Role of fluctuations for density-wave instabilities: Failure of the mean-field description

Abstract

Density-wave instabilities have been observed and studied in a multitude of materials. Most recently, in the context of unconventional superconductors like the iron-based superconductors, they have excited considerable interest. We analyze the fluctuation corrections to the equation of state of the density-wave order parameter for commensurate charge-density waves and spin-density waves due to perfect nesting. For XY magnets, we find that contributions due to longitudinal and transverse fluctuations cancel each other, making the mean-field analysis of the problem controlled. This is consistent with the analysis of fluctuation corrections to the BCS theory of superconductivity [S. Kos, A. J. Millis, and A. I. Larkin, Phys.
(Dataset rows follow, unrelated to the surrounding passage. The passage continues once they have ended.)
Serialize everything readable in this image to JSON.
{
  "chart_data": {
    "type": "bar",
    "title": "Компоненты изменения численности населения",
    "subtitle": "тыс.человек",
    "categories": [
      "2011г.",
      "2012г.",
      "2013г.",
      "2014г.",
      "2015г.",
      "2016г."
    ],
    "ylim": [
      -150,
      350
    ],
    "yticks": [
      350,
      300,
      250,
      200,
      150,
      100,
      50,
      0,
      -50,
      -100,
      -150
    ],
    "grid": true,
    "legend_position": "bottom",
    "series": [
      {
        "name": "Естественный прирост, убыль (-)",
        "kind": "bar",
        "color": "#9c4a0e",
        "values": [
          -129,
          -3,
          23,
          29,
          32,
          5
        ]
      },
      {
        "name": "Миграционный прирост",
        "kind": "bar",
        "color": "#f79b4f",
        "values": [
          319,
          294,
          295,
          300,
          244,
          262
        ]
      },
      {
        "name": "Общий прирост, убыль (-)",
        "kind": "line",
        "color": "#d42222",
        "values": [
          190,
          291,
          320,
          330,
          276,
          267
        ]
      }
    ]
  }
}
Rev. B 70, 214531 (2004)]. However, this cancellation does not occur in density-wave systems when the order parameter is a real $N$-component object with $N\neq2$. Then, the number of transverse fluctuating modes differs from the number of longitudinal fluctuating modes. Indeed, in the case of charge-density waves as well as spin-density waves with Heisenberg symmetry, we find that fluctuation corrections are not negligible, and hence mean-field theories are not justified. These singular fluctuations originate from the intermediate length-scale regime, with wavelengths between the lattice constant and the $T=0$ correlation length. The resulting logarithmic fluctuation contributions to the gap equation originate from the derivative of the anomalous polarization function, and the crucial process is an interaction of quasiparticles through the exchange of fluctuations.